Some years ago, I watched a movie in which the moviegoers were asked to count the number of times basketball players passed the ball to one another. I am proud to say that I counted them accurately. However, I missed the fact that in the middle of the basketball game a 500-pound gorilla entered the basketball court, beat on his chest, and then exited. I actually did not see the gorilla. Neither did anyone else.
I was so convinced that there was no gorilla that when they replayed the movie and showed it to me, I thought they had somehow substituted a different movie. But however much I swore I did not see the gorilla, it was there nonetheless. I did not see it because I did not expect to see it—and because I was concentrating on something else. Believe it or not, this can also be true with moral lapses. Consider the following case:
A patient was discharged from the hospital following hip surgery and admitted to the nursing home for rehabilitation. This is routine once the patient is “stable” enough to go home or to a rehabilitation facility to continue his or her treatment. At the time of the transfer, it had been documented that the patient was confused and unsteady on her feet. She was advised not to ambulate without her walker and identified as at “high risk” for a fall. She had a documented history of both confusion and noncompliance with these instructions while she was in the hospital, and her physician ordered restraints. Unfortunately, the physician merely ordered, “previous restraint orders should be continued.”
Upon admission, the patient was cooperative and did not seem to be confused. The nurse admitting the patient to the rehab unit noted that the orders were unclear at best, and invalid at worst. So, she called the physician to clarify matters. Meanwhile, she did not restrain the patient. While the nurse was waiting for the physician’s response, the patient attempted to get up. She fell and was found injured on the floor.

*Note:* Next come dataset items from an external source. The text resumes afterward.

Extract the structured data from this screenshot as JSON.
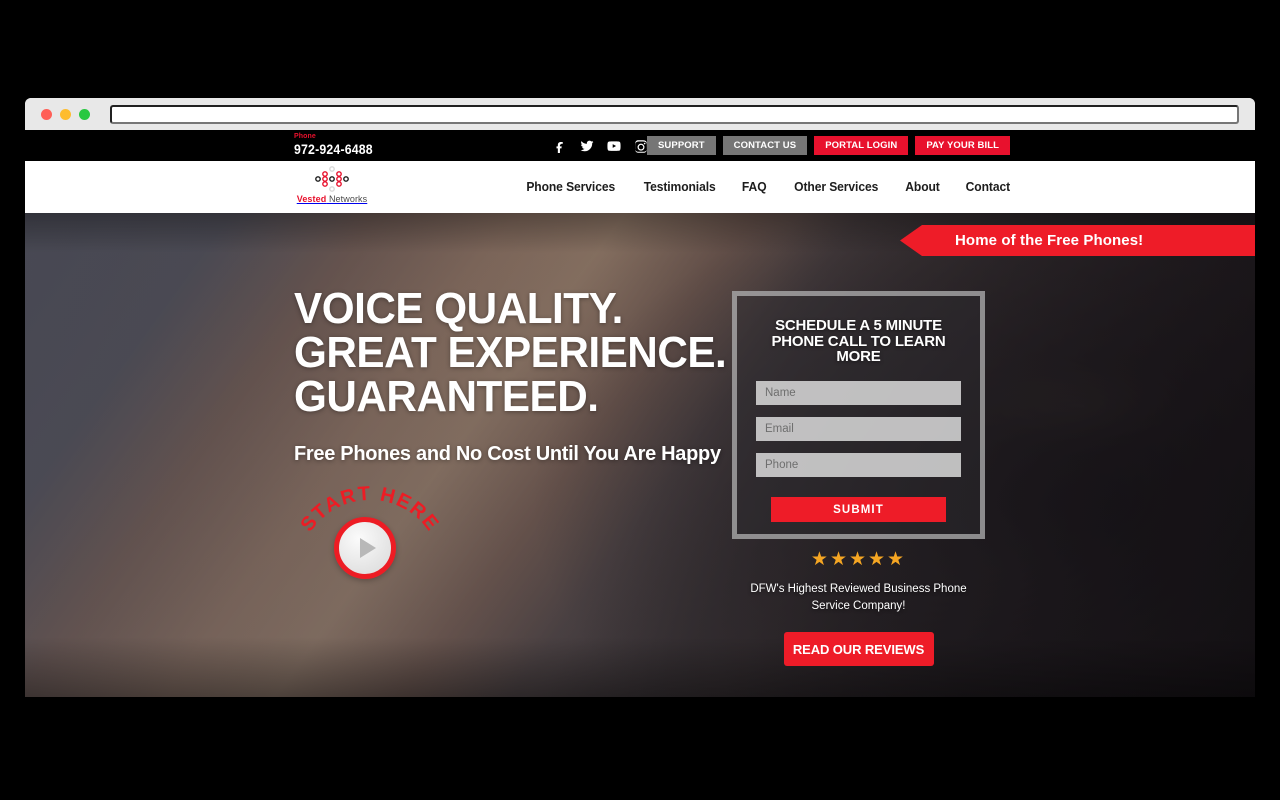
{
  "browser": {
    "traffic_lights": [
      "close",
      "minimize",
      "maximize"
    ],
    "url_value": "",
    "url_placeholder": ""
  },
  "topbar": {
    "phone_label": "Phone",
    "phone_number": "972-924-6488",
    "socials": [
      {
        "name": "facebook-icon",
        "label": "Facebook"
      },
      {
        "name": "twitter-icon",
        "label": "Twitter"
      },
      {
        "name": "youtube-icon",
        "label": "YouTube"
      },
      {
        "name": "instagram-icon",
        "label": "Instagram"
      }
    ],
    "buttons": [
      {
        "label": "SUPPORT",
        "style": "gray"
      },
      {
        "label": "CONTACT US",
        "style": "gray"
      },
      {
        "label": "PORTAL LOGIN",
        "style": "red"
      },
      {
        "label": "PAY YOUR BILL",
        "style": "red"
      }
    ]
  },
  "header": {
    "logo": {
      "brand": "Vested",
      "suffix": " Networks"
    },
    "nav": [
      {
        "label": "Phone Services"
      },
      {
        "label": "Testimonials"
      },
      {
        "label": "FAQ"
      },
      {
        "label": "Other Services"
      },
      {
        "label": "About"
      },
      {
        "label": "Contact"
      }
    ]
  },
  "hero": {
    "ribbon": "Home of the Free Phones!",
    "headline_line1": "VOICE QUALITY.",
    "headline_line2": "GREAT EXPERIENCE.",
    "headline_line3": "GUARANTEED.",
    "subhead": "Free Phones and No Cost Until You Are Happy",
    "start_here": "START HERE"
  },
  "form": {
    "title_line1": "SCHEDULE A 5 MINUTE",
    "title_line2": "PHONE CALL TO LEARN MORE",
    "name_placeholder": "Name",
    "name_value": "",
    "email_placeholder": "Email",
    "email_value": "",
    "phone_placeholder": "Phone",
    "phone_value": "",
    "submit_label": "SUBMIT"
  },
  "reviews": {
    "stars": "★★★★★",
    "star_count": 5,
    "text": "DFW's Highest Reviewed Business Phone Service Company!",
    "button_label": "READ OUR REVIEWS"
  },
  "colors": {
    "brand_red": "#e8112d",
    "button_red": "#ee1c28",
    "gray_button": "#767676",
    "star_amber": "#f5a623",
    "topbar_bg": "#000000"
  }
}
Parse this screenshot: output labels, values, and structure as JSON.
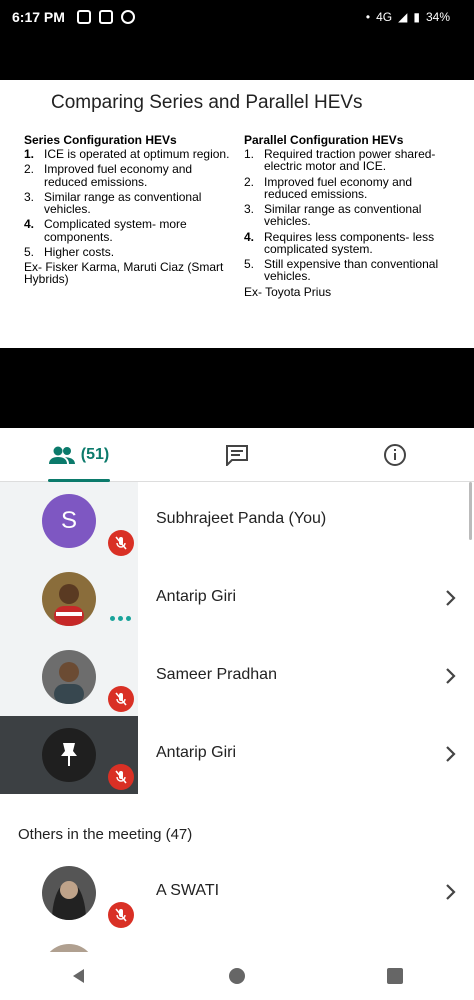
{
  "status_bar": {
    "time": "6:17 PM",
    "battery": "34%",
    "network": "4G"
  },
  "slide": {
    "title": "Comparing Series and Parallel HEVs",
    "series": {
      "heading": "Series Configuration HEVs",
      "items": [
        "ICE is operated at optimum region.",
        "Improved fuel economy and reduced emissions.",
        "Similar range as conventional vehicles.",
        "Complicated system- more components.",
        "Higher costs."
      ],
      "example": "Ex- Fisker Karma, Maruti Ciaz (Smart Hybrids)"
    },
    "parallel": {
      "heading": "Parallel Configuration HEVs",
      "items": [
        "Required traction power shared- electric motor and ICE.",
        "Improved fuel economy and reduced emissions.",
        "Similar range as conventional vehicles.",
        "Requires less components- less complicated system.",
        "Still expensive than conventional vehicles."
      ],
      "example": "Ex- Toyota Prius"
    }
  },
  "tabs": {
    "people_count": "(51)"
  },
  "participants": [
    {
      "name": "Subhrajeet Panda (You)",
      "initial": "S",
      "avatar_color": "#7e57c2",
      "muted": true
    },
    {
      "name": "Antarip Giri",
      "avatar_color": "#8a6d3b",
      "muted": false,
      "speaking": true
    },
    {
      "name": "Sameer Pradhan",
      "avatar_color": "#6d6d6d",
      "muted": true
    },
    {
      "name": "Antarip Giri",
      "avatar_color": "#1f1f1f",
      "muted": true,
      "pinned": true
    }
  ],
  "others_header": "Others in the meeting (47)",
  "others": [
    {
      "name": "A SWATI",
      "avatar_color": "#555555",
      "muted": true
    }
  ],
  "colors": {
    "accent": "#0b7a6b",
    "mic_off": "#d93025"
  }
}
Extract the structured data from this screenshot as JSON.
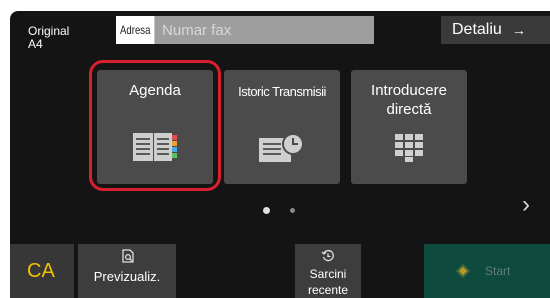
{
  "header": {
    "original_line1": "Original",
    "original_line2": "A4",
    "address_tag": "Adresa",
    "address_placeholder": "Numar fax",
    "detail_label": "Detaliu",
    "detail_arrow": "→"
  },
  "functions": [
    {
      "label": "Agenda",
      "icon": "address-book-icon"
    },
    {
      "label": "Istoric Transmisii",
      "icon": "transmission-history-icon"
    },
    {
      "label_line1": "Introducere",
      "label_line2": "directă",
      "icon": "keypad-icon"
    }
  ],
  "pager": {
    "pages": 2,
    "current": 1,
    "next_icon": "chevron-right-icon"
  },
  "bottom": {
    "ca_label": "CA",
    "preview_label": "Previzualiz.",
    "preview_icon": "preview-icon",
    "recent_line1": "Sarcini",
    "recent_line2": "recente",
    "recent_icon": "history-icon",
    "start_label": "Start",
    "start_icon": "start-diamond-icon"
  },
  "colors": {
    "highlight": "#d81f30",
    "ca": "#f2c200",
    "start_bg": "#0f4a3f"
  }
}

Chemical restraint involves the use of psychotropic drugs, sedatives, or paralytic agents. Physical restraint involves the use of physical or mechanical devices to restrain movement. Physical restraints may be cloth, leather, metal handcuffs or shackles, car seats, or seat belts. Forensic restraints are those applied by officers of the law only and they are not subject to the rules and regulations and standards that apply to hospitalized patients. Once the officer removes the restraint, however, all rules, regulations, and standards that apply medical restraints are in force. Behavioral restraints are used in psychiatric situations—and there are strict standards regarding their use. Medical restraints also are to be clearly ordered by an appropriate practitioner, and closely monitored by nurses. In this case, the use of restraints clearly fell under the “medical” rules.
As almost every practicing nurse can tell you, the uses of restraints—and the standards that apply to their use—are both complex and confusing. However, CMS (Centers for Medicare and Medicaid) is quite adamant about limiting the use of restraints of any kind. In general, restraints may be physical or chemical. The use of involuntary mechanical or human restraints or involuntary seclusion is only justified as an emergency safety measure in response to imminent danger to one’s self or others. Such measures can be justified only so long as, and to the extent that, the individual is a risk to herself and others. Moreover, restraint use has been strongly tied to abuse, misuse, death, and injury. Because of this public outcry, many nursing homes have adopted “restraint-free” policies. This nursing home had such a policy.
I can understand the nurse’s concern about using restraints without a clear, written order from the physician, but in this case, the patient’s record showed that she was noncompliant, at high risk, and her physician clearly wanted the restraints continued. Therefore, a prudent nurse would have applied at least minimal restraints, such as keeping an aide with her, until clarifying the situation with the physician. What was her “blind spot?” Perhaps the nurse followed policy blindly without thinking the issue through, or maybe she was angry because she believed the physician “knew better” than to write “continue previous orders” and wanted to call him on it. What she didn’t see was that it was the patient who would pay the price for her decision. This is what I think, what are your thoughts?